Rappelons-nous un instant de l’époque où « l’influence » était encore un concept relativement sain, organique, et qui restait encore à définir : il était possible alors de voyager gratuitement en taguant simplement l’Office du tourisme Mexicain et en utilisant le hashtag #VisitMexico sur ses médias sociaux, qu’on animait de façon complètement intuitive. On voyageait vraiment, et on pouvait encore être honnête dans ses articles. Mais au cas où vous vous posiez la question, la capacité des gens à absorber les informations qui défilent sur Facebook n’est pas illimitée. Alors sur un marché aujourd’hui saturé, une seule conclusion s’impose : l’âge d’or du blog voyage, en tant que système de recommandations sincèrement et honnêtement partagées, est depuis longtemps révolu.

Le faux, c’est beau

Les blogs voyages ont bien changé… de façon troublante. Avant, je cherchais des conseils en ligne et des photos de la Chaussée des Géants ou du Grand Bouddha de Le Shan sur Google images.

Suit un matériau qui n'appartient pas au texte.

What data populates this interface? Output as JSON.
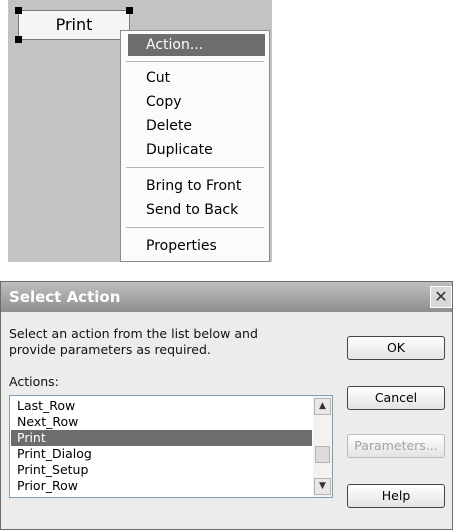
{
  "design_surface": {
    "button_label": "Print"
  },
  "context_menu": {
    "items": [
      {
        "label": "Action..."
      },
      {
        "label": "Cut"
      },
      {
        "label": "Copy"
      },
      {
        "label": "Delete"
      },
      {
        "label": "Duplicate"
      },
      {
        "label": "Bring to Front"
      },
      {
        "label": "Send to Back"
      },
      {
        "label": "Properties"
      }
    ],
    "highlighted_item": "Action..."
  },
  "dialog": {
    "title": "Select Action",
    "instructions": [
      "Select an action from the list below and",
      "provide parameters as required."
    ],
    "actions_label": "Actions:",
    "actions": [
      "Last_Row",
      "Next_Row",
      "Print",
      "Print_Dialog",
      "Print_Setup",
      "Prior_Row"
    ],
    "selected_action": "Print",
    "buttons": {
      "ok": "OK",
      "cancel": "Cancel",
      "parameters": "Parameters...",
      "help": "Help"
    },
    "parameters_enabled": false
  },
  "colors": {
    "highlight": "#6d6d6d",
    "canvas": "#c3c3c3",
    "dialog_bg": "#ececea"
  },
  "icons": [
    "close-icon",
    "scroll-up-arrow-icon",
    "scroll-down-arrow-icon"
  ]
}
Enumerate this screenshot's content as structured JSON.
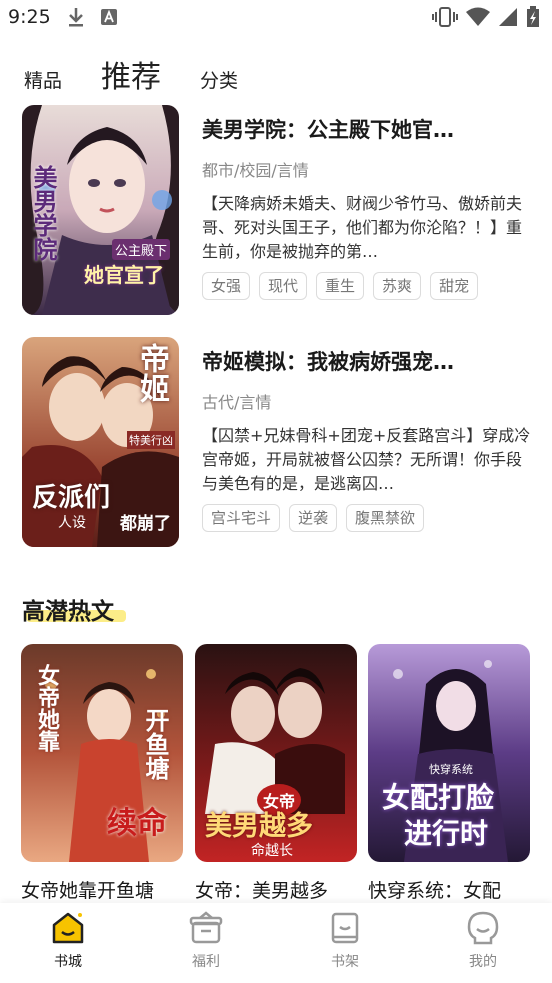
{
  "status_bar": {
    "time": "9:25",
    "left_icons": [
      "download-icon",
      "a-icon"
    ],
    "right_icons": [
      "vibrate-icon",
      "wifi-icon",
      "signal-icon",
      "battery-icon"
    ]
  },
  "top_tabs": [
    {
      "label": "精品",
      "active": false
    },
    {
      "label": "推荐",
      "active": true
    },
    {
      "label": "分类",
      "active": false
    }
  ],
  "books": [
    {
      "title": "美男学院：公主殿下她官…",
      "category": "都市/校园/言情",
      "description": "【天降病娇未婚夫、财阀少爷竹马、傲娇前夫哥、死对头国王子，他们都为你沦陷？！】重生前，你是被抛弃的第…",
      "tags": [
        "女强",
        "现代",
        "重生",
        "苏爽",
        "甜宠"
      ],
      "cover_text": [
        "美男学院",
        "公主殿下",
        "她官宣了"
      ]
    },
    {
      "title": "帝姬模拟：我被病娇强宠…",
      "category": "古代/言情",
      "description": "【囚禁+兄妹骨科+团宠+反套路宫斗】穿成冷宫帝姬，开局就被督公囚禁？无所谓！你手段与美色有的是，是逃离囚…",
      "tags": [
        "宫斗宅斗",
        "逆袭",
        "腹黑禁欲"
      ],
      "cover_text": [
        "帝姬",
        "特美行凶",
        "反派们",
        "人设",
        "都崩了"
      ]
    }
  ],
  "section": {
    "title": "高潜热文"
  },
  "grid_books": [
    {
      "title": "女帝她靠开鱼塘",
      "cover_text": [
        "女帝她靠",
        "开鱼塘",
        "续命"
      ]
    },
    {
      "title": "女帝：美男越多",
      "cover_text": [
        "女帝",
        "美男越多",
        "命越长"
      ]
    },
    {
      "title": "快穿系统：女配",
      "cover_text": [
        "快穿系统",
        "女配打脸",
        "进行时"
      ]
    }
  ],
  "bottom_nav": [
    {
      "label": "书城",
      "icon": "bookstore-house-icon",
      "active": true
    },
    {
      "label": "福利",
      "icon": "gift-icon",
      "active": false
    },
    {
      "label": "书架",
      "icon": "bookshelf-icon",
      "active": false
    },
    {
      "label": "我的",
      "icon": "profile-face-icon",
      "active": false
    }
  ],
  "colors": {
    "accent": "#f7c300",
    "highlight": "#fbe96a",
    "muted": "#888888"
  }
}
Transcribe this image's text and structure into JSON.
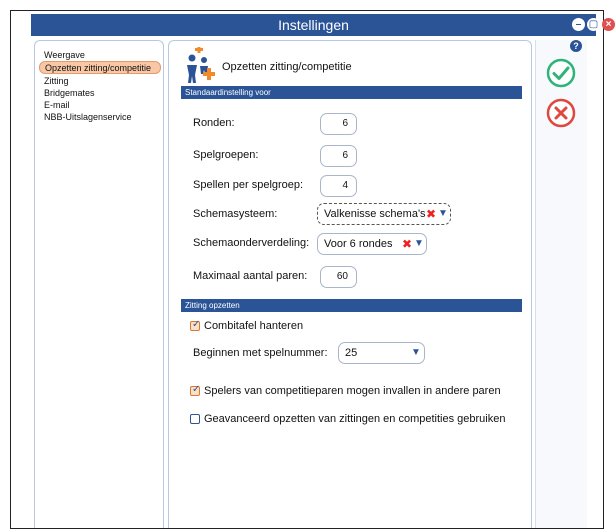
{
  "window": {
    "title": "Instellingen",
    "help_label": "?"
  },
  "sidebar": {
    "items": [
      {
        "label": "Weergave"
      },
      {
        "label": "Opzetten zitting/competitie"
      },
      {
        "label": "Zitting"
      },
      {
        "label": "Bridgemates"
      },
      {
        "label": "E-mail"
      },
      {
        "label": "NBB-Uitslagenservice"
      }
    ],
    "active_index": 1
  },
  "main": {
    "title": "Opzetten zitting/competitie",
    "standard_section": {
      "header": "Standaardinstelling voor",
      "rounds_label": "Ronden:",
      "rounds_value": "6",
      "groups_label": "Spelgroepen:",
      "groups_value": "6",
      "games_per_group_label": "Spellen per spelgroep:",
      "games_per_group_value": "4",
      "schema_system_label": "Schemasysteem:",
      "schema_system_value": "Valkenisse schema's",
      "schema_division_label": "Schemaonderverdeling:",
      "schema_division_value": "Voor 6 rondes",
      "max_pairs_label": "Maximaal aantal paren:",
      "max_pairs_value": "60"
    },
    "session_section": {
      "header": "Zitting opzetten",
      "combitafel_label": "Combitafel hanteren",
      "combitafel_checked": true,
      "start_game_label": "Beginnen met spelnummer:",
      "start_game_value": "25",
      "players_substitute_label": "Spelers van competitieparen mogen invallen in andere paren",
      "players_substitute_checked": true,
      "advanced_label": "Geavanceerd opzetten van zittingen en competities gebruiken",
      "advanced_checked": false
    }
  },
  "colors": {
    "titlebar": "#2b5497",
    "section_bar": "#2b5497",
    "active_item": "#f7c7a6",
    "ok_green": "#2fb37a",
    "cancel_red": "#e0473f"
  },
  "icons": {
    "ok": "check-circle-icon",
    "cancel": "x-circle-icon",
    "help": "question-icon",
    "section": "people-plus-icon"
  }
}
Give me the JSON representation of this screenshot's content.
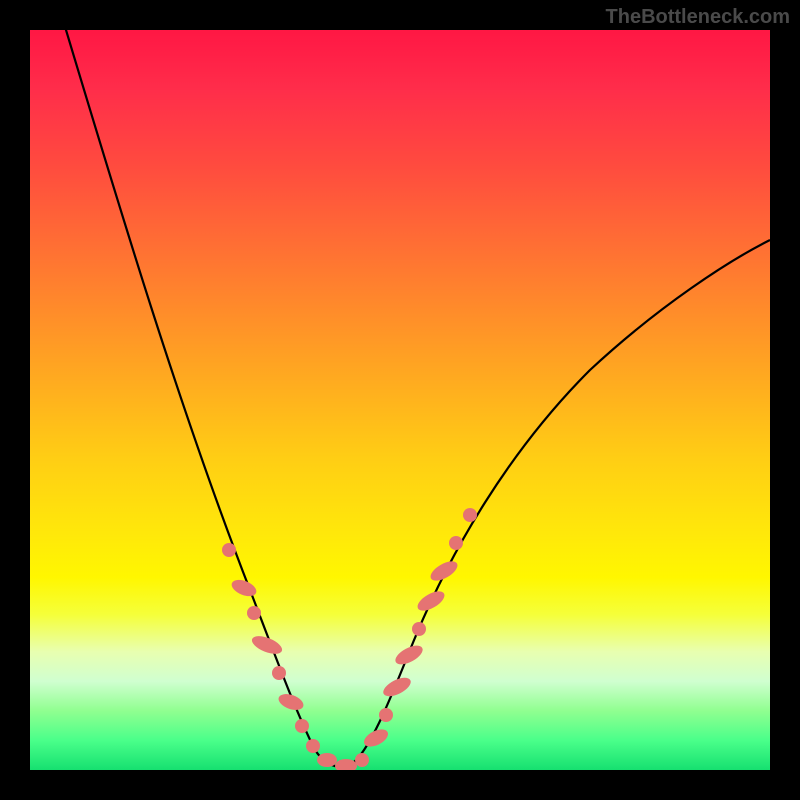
{
  "watermark": "TheBottleneck.com",
  "chart_data": {
    "type": "line",
    "title": "",
    "xlabel": "",
    "ylabel": "",
    "xlim": [
      0,
      100
    ],
    "ylim": [
      0,
      100
    ],
    "series": [
      {
        "name": "bottleneck-curve",
        "x": [
          4,
          10,
          15,
          20,
          24,
          28,
          32,
          34,
          36,
          38,
          40,
          42,
          44,
          46,
          50,
          56,
          62,
          70,
          80,
          92,
          100
        ],
        "y": [
          100,
          78,
          62,
          46,
          34,
          22,
          12,
          8,
          4,
          2,
          0,
          2,
          6,
          12,
          22,
          34,
          44,
          54,
          62,
          68,
          70
        ]
      }
    ],
    "highlighted_points": {
      "name": "fit-markers",
      "x": [
        26,
        27,
        29,
        30,
        31,
        32,
        33,
        34,
        36,
        38,
        40,
        42,
        44,
        45,
        46,
        47,
        48,
        49,
        50,
        51,
        53,
        55
      ],
      "y": [
        28,
        25,
        20,
        17,
        14,
        11,
        9,
        6,
        2,
        0,
        0,
        1,
        5,
        8,
        11,
        14,
        17,
        20,
        23,
        26,
        30,
        34
      ]
    },
    "background": {
      "type": "vertical-gradient",
      "stops": [
        {
          "pos": 0,
          "color": "#ff1744"
        },
        {
          "pos": 50,
          "color": "#ffce14"
        },
        {
          "pos": 78,
          "color": "#fff700"
        },
        {
          "pos": 100,
          "color": "#16e070"
        }
      ]
    }
  }
}
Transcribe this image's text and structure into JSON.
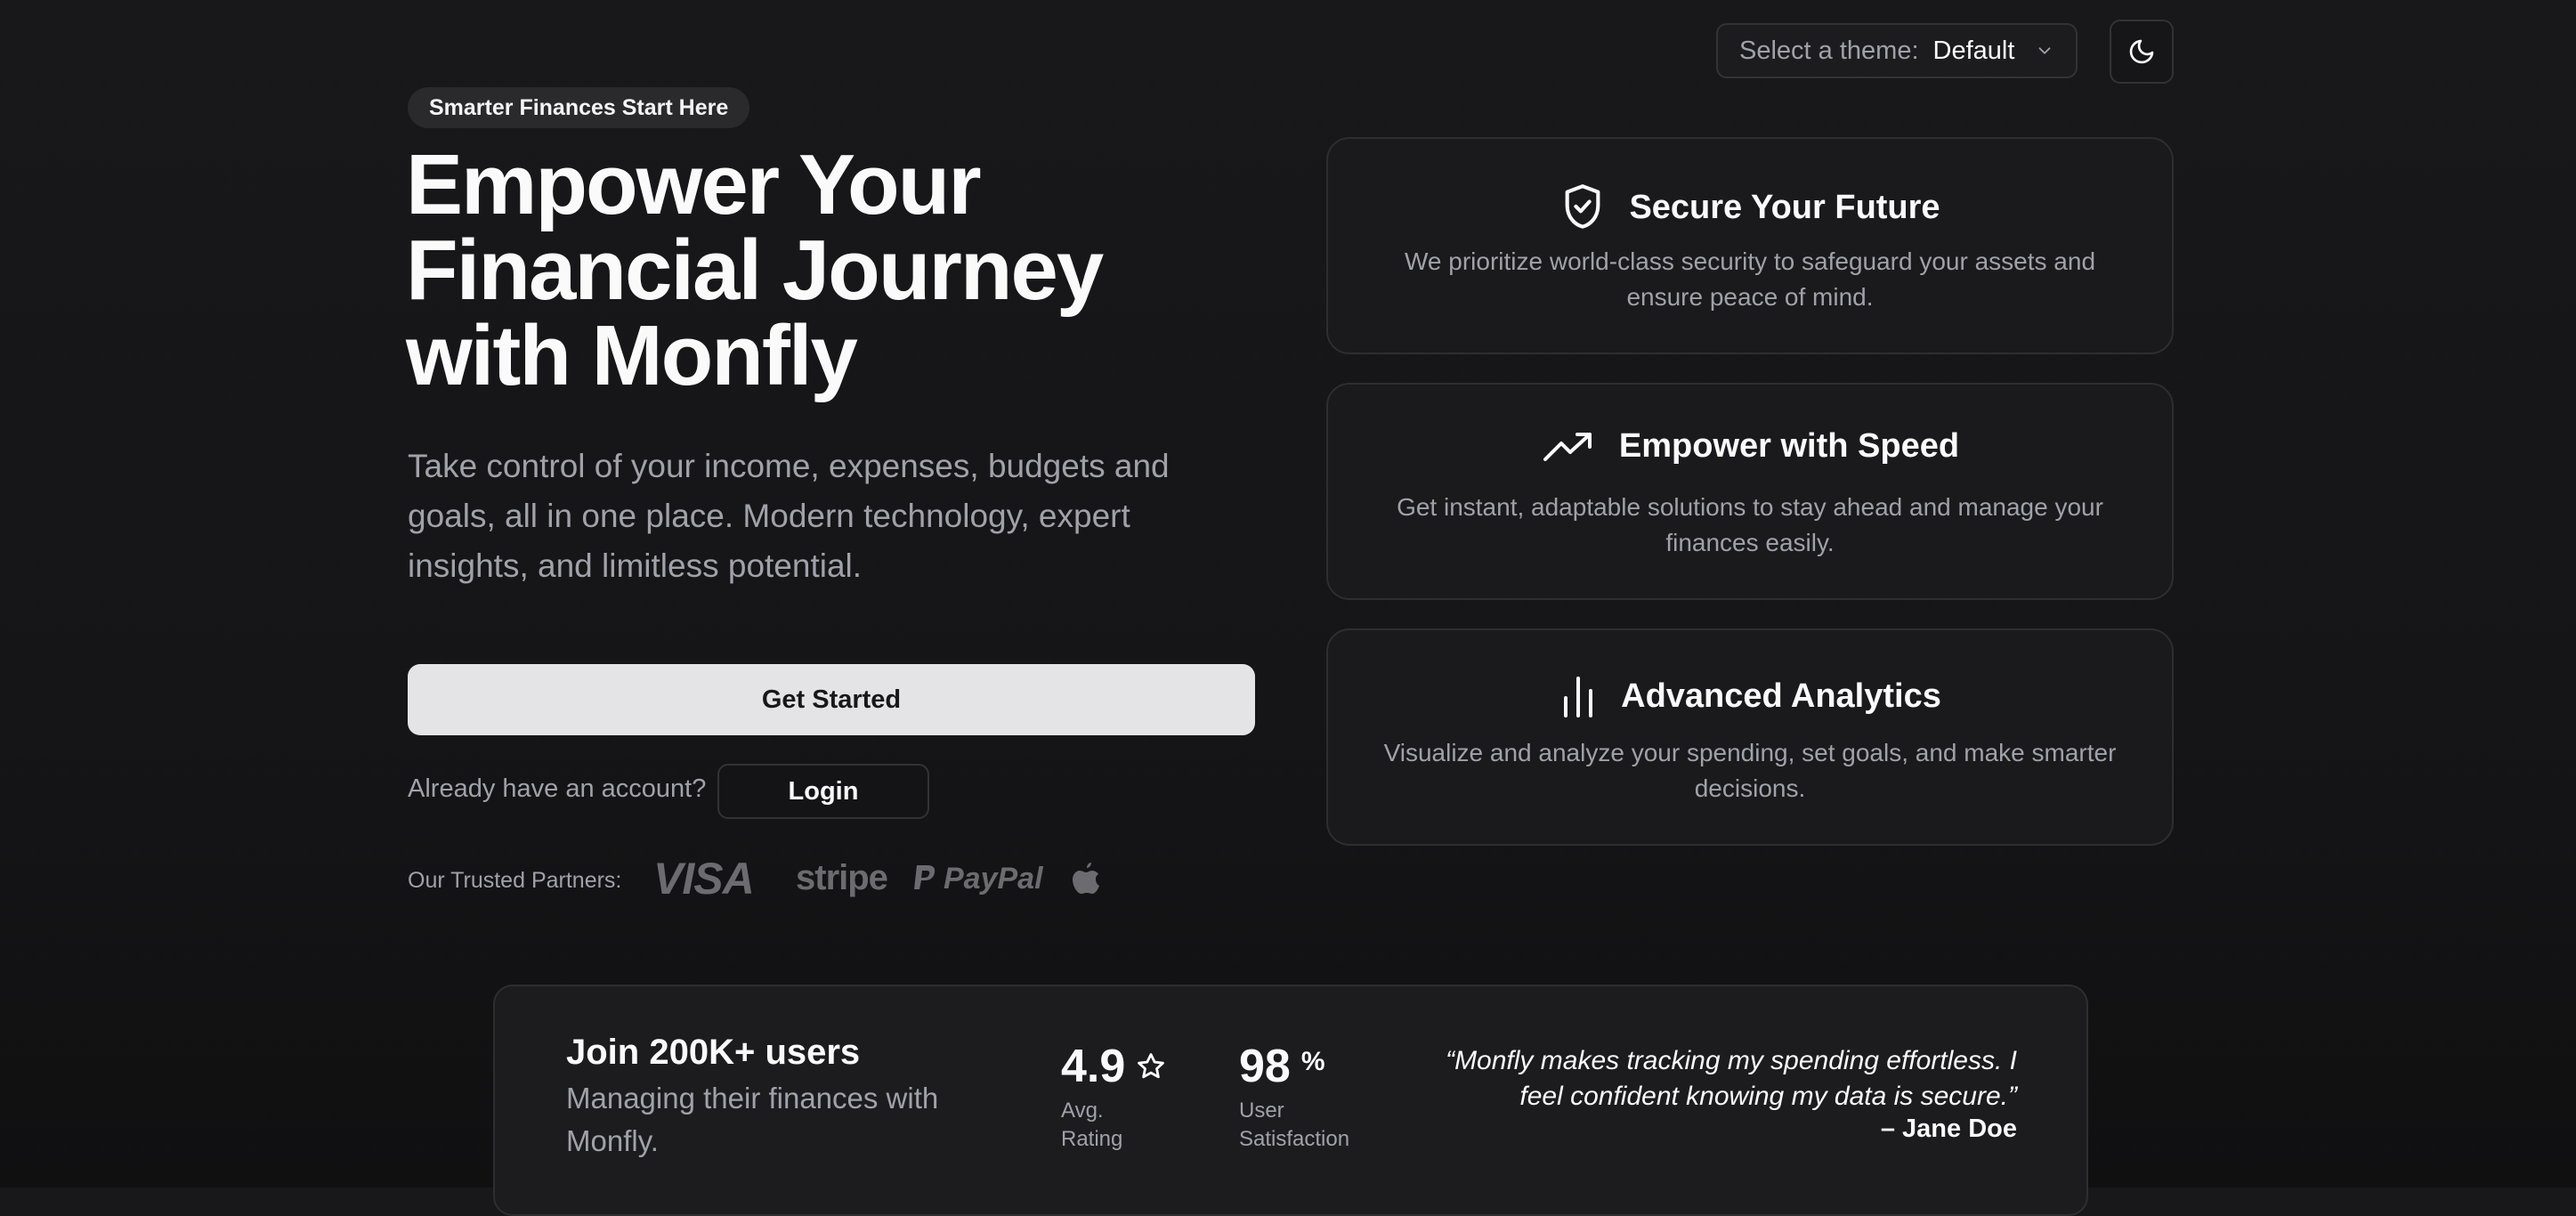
{
  "theme_selector": {
    "label": "Select a theme:",
    "value": "Default"
  },
  "mode_toggle": {
    "icon": "moon-icon"
  },
  "hero": {
    "badge": "Smarter Finances Start Here",
    "title": "Empower Your Financial Journey with Monfly",
    "subtitle": "Take control of your income, expenses, budgets and goals, all in one place. Modern technology, expert insights, and limitless potential.",
    "cta_label": "Get Started",
    "account_prompt": "Already have an account?",
    "login_label": "Login",
    "partners_label": "Our Trusted Partners:",
    "partners": [
      "VISA",
      "stripe",
      "PayPal",
      "apple-logo"
    ]
  },
  "features": [
    {
      "icon": "shield-check-icon",
      "title": "Secure Your Future",
      "description": "We prioritize world-class security to safeguard your assets and ensure peace of mind."
    },
    {
      "icon": "trending-up-icon",
      "title": "Empower with Speed",
      "description": "Get instant, adaptable solutions to stay ahead and manage your finances easily."
    },
    {
      "icon": "bar-chart-icon",
      "title": "Advanced Analytics",
      "description": "Visualize and analyze your spending, set goals, and make smarter decisions."
    }
  ],
  "stats": {
    "join_title": "Join 200K+ users",
    "join_subtitle": "Managing their finances with Monfly.",
    "rating_value": "4.9",
    "rating_label": "Avg. Rating",
    "satisfaction_value": "98",
    "satisfaction_unit": "%",
    "satisfaction_label": "User Satisfaction",
    "quote": "“Monfly makes tracking my spending effortless. I feel confident knowing my data is secure.”",
    "quote_author": "– Jane Doe"
  },
  "colors": {
    "background": "#151517",
    "card": "#1a1a1c",
    "border": "#2e2e31",
    "muted_text": "#a1a1aa",
    "primary_button": "#e4e4e7"
  }
}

Aujourd’hui, je passe mon temps sur Instagram à me plier à la logique de son algorithme, ce qui finit par m’amener… exactement au même endroit que tout le monde. Si vous aimez voyager et que vous cherchez des infos sur les réseaux sociaux, vous savez exactement de quoi je parle. Vous savez aussi que la vaste majorité des influenceurs les plus suivis ne sont pas « que » des blogueurs. Vous savez bien, n’est-ce pas, qu’ils sont aussi photographes, vidéastes, créateurs de contenus, « visual storytellers » et que sais-je encore ?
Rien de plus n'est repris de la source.